Auch im heutigen wiederbelebten physikalischen Mediumismus des Westens kulminieren seine fremdartigen medialen Schöpfungen das ganze Unverstandene und Zweideutige einer Para(llel)-Realität, jener feinstofflichen Wirklichkeit, die der Mensch seit jeher als Teil seiner eigenen empfunden hat und aufgrund derer einst die Parapsychologie ins Leben gerufen wurde. Sie sollte die Codierung einer Wirklichkeit entschlüsseln, deren Dynamiken einer „Para(llel)psychologie“ zu entspringen schienen, die uns Menschen so ohne weiteres nicht zugänglich und verständlich ist. Allerdings haben die Methoden der Wissenschaft und die Gesetze des Séanceraumes bis heute nicht wirklich zusammenfinden können.

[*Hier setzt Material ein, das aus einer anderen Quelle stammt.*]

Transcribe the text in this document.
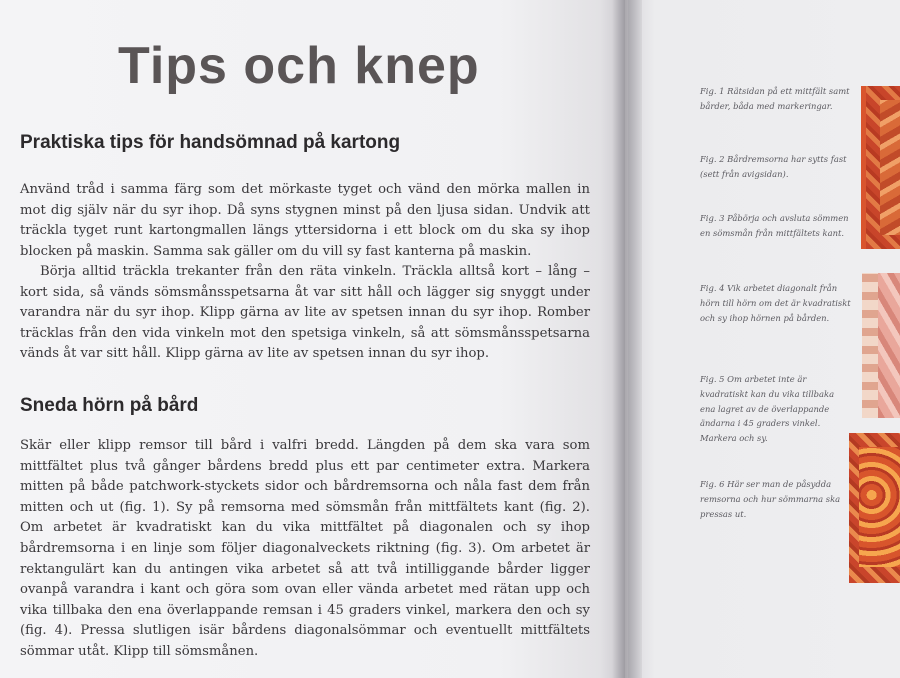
Tips och knep
Praktiska tips för handsömnad på kartong

Använd tråd i samma färg som det mörkaste tyget och vänd den mörka mallen in mot dig själv när du syr ihop. Då syns stygnen minst på den ljusa sidan. Undvik att träckla tyget runt kartongmallen längs yttersidorna i ett block om du ska sy ihop blocken på maskin. Samma sak gäller om du vill sy fast kanterna på maskin.

Börja alltid träckla trekanter från den räta vinkeln. Träckla alltså kort – lång – kort sida, så vänds sömsmånsspetsarna åt var sitt håll och lägger sig snyggt under varandra när du syr ihop. Klipp gärna av lite av spetsen innan du syr ihop. Romber träcklas från den vida vinkeln mot den spetsiga vinkeln, så att sömsmånsspetsarna vänds åt var sitt håll. Klipp gärna av lite av spetsen innan du syr ihop.

Sneda hörn på bård

Skär eller klipp remsor till bård i valfri bredd. Längden på dem ska vara som mittfältet plus två gånger bårdens bredd plus ett par centimeter extra. Markera mitten på både patchwork-styckets sidor och bårdremsorna och nåla fast dem från mitten och ut (fig. 1). Sy på remsorna med sömsmån från mittfältets kant (fig. 2). Om arbetet är kvadratiskt kan du vika mittfältet på diagonalen och sy ihop bårdremsorna i en linje som följer diagonalveckets riktning (fig. 3). Om arbetet är rektangulärt kan du antingen vika arbetet så att två intilliggande bårder ligger ovanpå varandra i kant och göra som ovan eller vända arbetet med rätan upp och vika tillbaka den ena överlappande remsan i 45 graders vinkel, markera den och sy (fig. 4). Pressa slutligen isär bårdens diagonalsömmar och eventuellt mittfältets sömmar utåt. Klipp till sömsmånen.

Fig. 1 Rätsidan på ett mittfält samt bårder, båda med markeringar.

Fig. 2 Bårdremsorna har sytts fast (sett från avigsidan).

Fig. 3 Påbörja och avsluta sömmen en sömsmån från mittfältets kant.

Fig. 4 Vik arbetet diagonalt från hörn till hörn om det är kvadratiskt och sy ihop hörnen på bården.

Fig. 5 Om arbetet inte är kvadratiskt kan du vika tillbaka ena lagret av de överlappande ändarna i 45 graders vinkel. Markera och sy.

Fig. 6 Här ser man de påsydda remsorna och hur sömmarna ska pressas ut.
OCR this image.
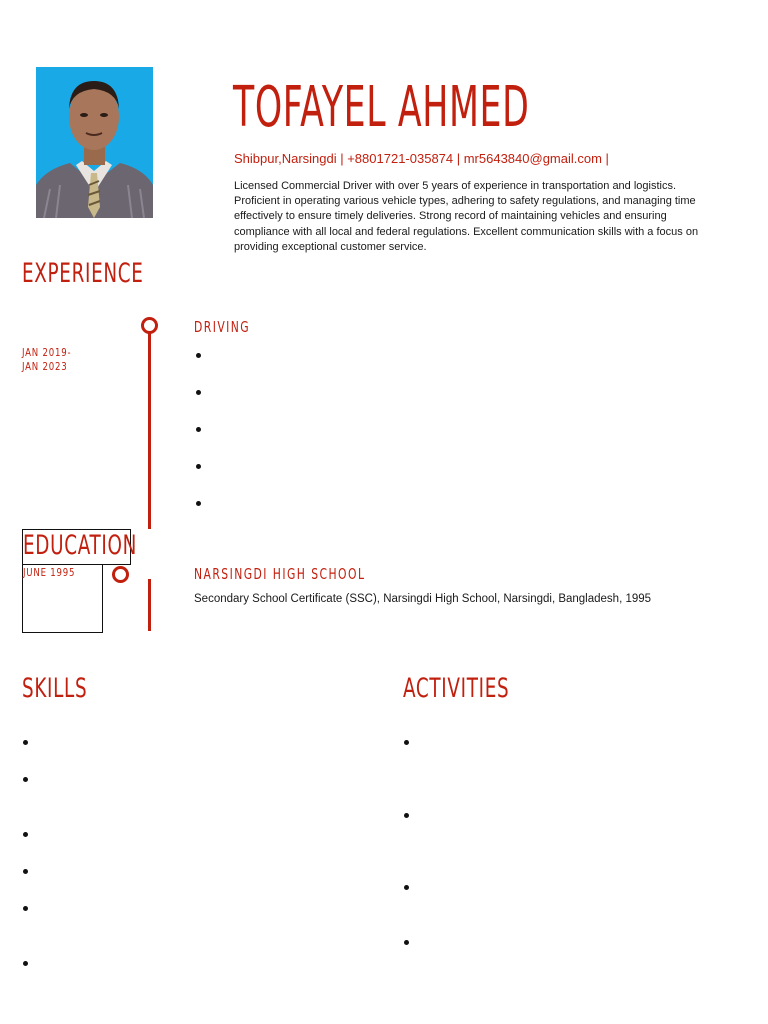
TOFAYEL AHMED
Shibpur,Narsingdi | +8801721-035874 | mr5643840@gmail.com |
Licensed Commercial Driver with over 5 years of experience in transportation and logistics. Proficient in operating various vehicle types, adhering to safety regulations, and managing time effectively to ensure timely deliveries. Strong record of maintaining vehicles and ensuring compliance with all local and federal regulations. Excellent communication skills with a focus on providing exceptional customer service.
EXPERIENCE
JAN 2019-
JAN 2023
DRIVING
EDUCATION
JUNE 1995	NARSINGDI HIGH SCHOOL
Secondary School Certificate (SSC), Narsingdi High School, Narsingdi, Bangladesh, 1995
SKILLS	ACTIVITIES
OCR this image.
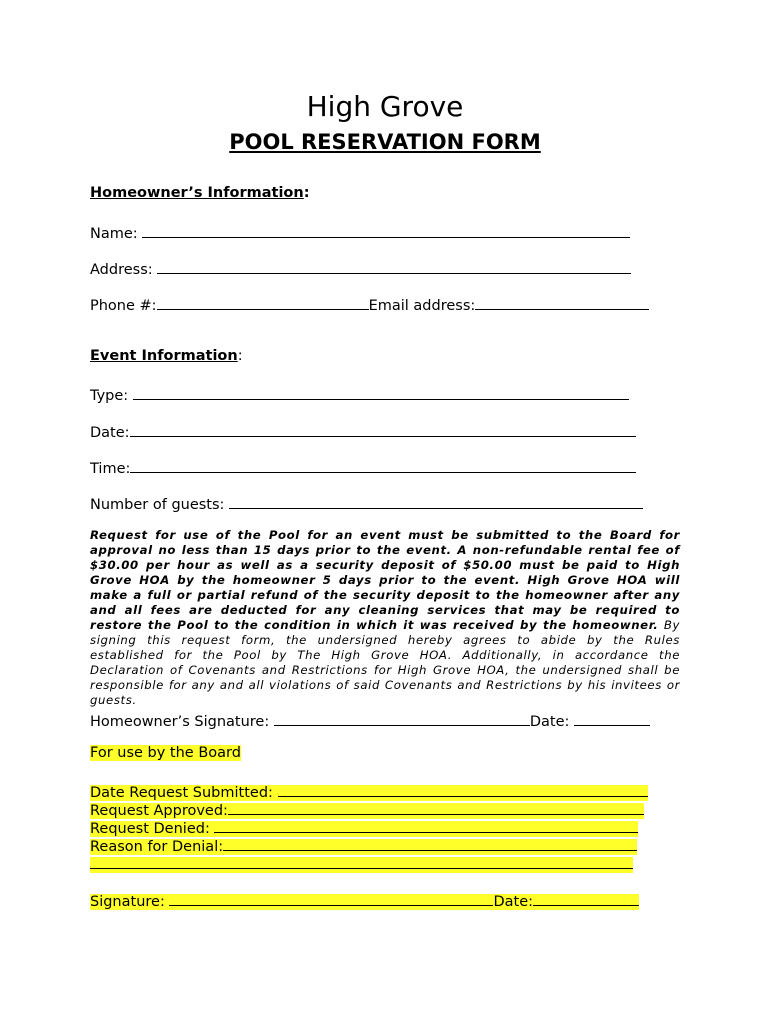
High Grove
POOL RESERVATION FORM
Homeowner’s Information:
Name:
Address:
Phone #:	Email address:
Event Information:
Type:
Date:
Time:
Number of guests:
Request for use of the Pool for an event must be submitted to the Board for approval no less than 15 days prior to the event. A non-refundable rental fee of $30.00 per hour as well as a security deposit of $50.00 must be paid to High Grove HOA by the homeowner 5 days prior to the event. High Grove HOA will make a full or partial refund of the security deposit to the homeowner after any and all fees are deducted for any cleaning services that may be required to restore the Pool to the condition in which it was received by the homeowner. By signing this request form, the undersigned hereby agrees to abide by the Rules established for the Pool by The High Grove HOA. Additionally, in accordance the Declaration of Covenants and Restrictions for High Grove HOA, the undersigned shall be responsible for any and all violations of said Covenants and Restrictions by his invitees or guests.
Homeowner’s Signature:	Date:
For use by the Board
Date Request Submitted:
Request Approved:
Request Denied:
Reason for Denial:
Signature:	Date:
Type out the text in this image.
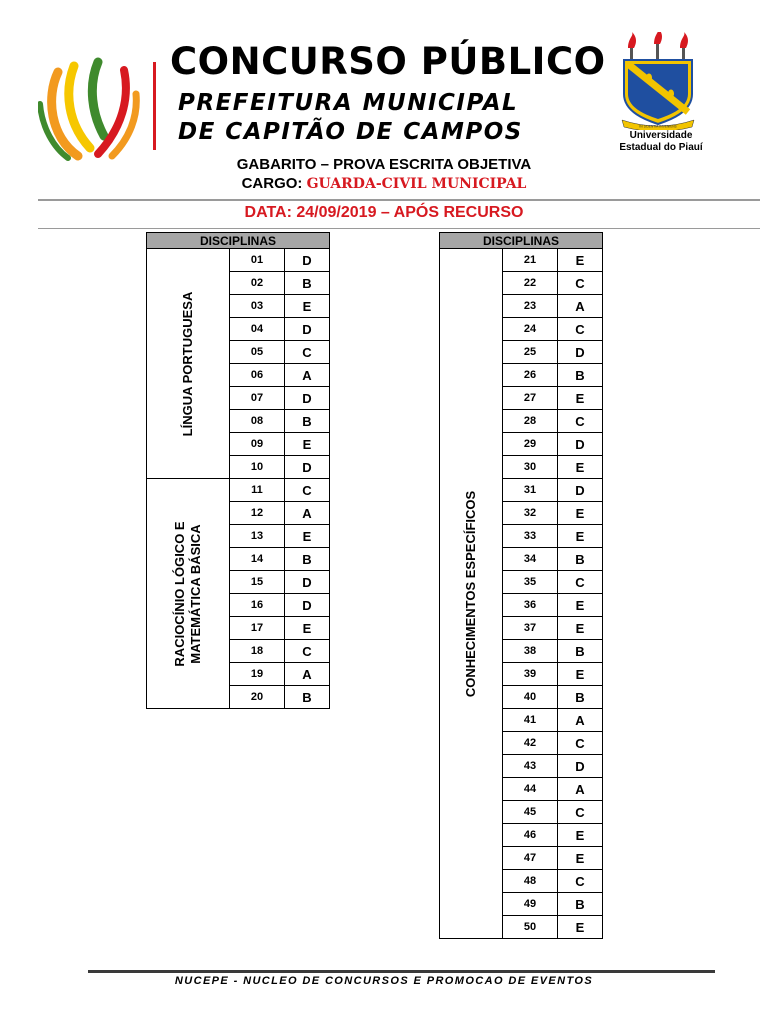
CONCURSO PÚBLICO
PREFEITURA MUNICIPAL
DE CAPITÃO DE CAMPOS	IN SCIENTIA INVENIENS
Universidade
Estadual do Piauí
GABARITO – PROVA ESCRITA OBJETIVA
CARGO: GUARDA-CIVIL MUNICIPAL
DATA: 24/09/2019 – APÓS RECURSO
DISCIPLINAS		

LÍNGUA PORTUGUESA	01	D
	02	B
	03	E
	04	D
	05	C
	06	A
	07	D
	08	B
	09	E
	10	D

RACIOCÍNIO LÓGICO E MATEMÁTICA BÁSICA	11	C
	12	A
	13	E
	14	B
	15	D
	16	D
	17	E
	18	C
	19	A
	20	B
DISCIPLINAS		

CONHECIMENTOS ESPECÍFICOS	21	E
	22	C
	23	A
	24	C
	25	D
	26	B
	27	E
	28	C
	29	D
	30	E
	31	D
	32	E
	33	E
	34	B
	35	C
	36	E
	37	E
	38	B
	39	E
	40	B
	41	A
	42	C
	43	D
	44	A
	45	C
	46	E
	47	E
	48	C
	49	B
	50	E
NUCEPE - NUCLEO DE CONCURSOS E PROMOCAO DE EVENTOS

Die Königsklasse des Physikalischen Mediumismus und Höhepunkt des Unerklärlichen sind die sogenannten Vollmaterialisationen oder materialisierten „Phantome“. Hier sehen wir die Ehefrau des Mediums, wie sie in das Antlitz des materialisierten „John Kings“ blickt, einer berühmten Séance-Raum Persönlichkeit, die sich immer wieder als Materialisation bei den größten Medien der Hoch-Zeit des Spiritualismus gezeigt hat, sich aber auch bei anderen moderneren Gruppen bereits meldete, wie der SORRAT-Gruppe in den Staaten. Wie solch eine Materialisation vor sich geht ist umfangreich in deutsch und englisch auf den beiden Blogs des Felix-Zirkels beschrieben.
Copyright: K. Mügge
Und somit bleiben die Geheimnisse des Séanceraumes vorerst unentschlüsselt, schwer zu deuten und manchmal kontrovers, was der tiefen Faszination an den Phänomenen und seinen Dynamiken aber keinesfalls Abbruch tut.
Zum Autor
2004 gründete der Sozialpädagoge und Filmemacher Kai Mügge (s. Abb. l.) eine Experimentalgruppe für Séance-Raum-Phänomene. Was als Filmprojekt begann wurde zu einem einzigartigen Langzeitprojekt. Nach 5 Jahren erzielt die Gruppe regelmäßige positive experimentelle paranormale Ergebnisse. Vor nationalen, sowie internationalen Gästen hat der Zirkel viele seiner Ergebnisse demonstriert.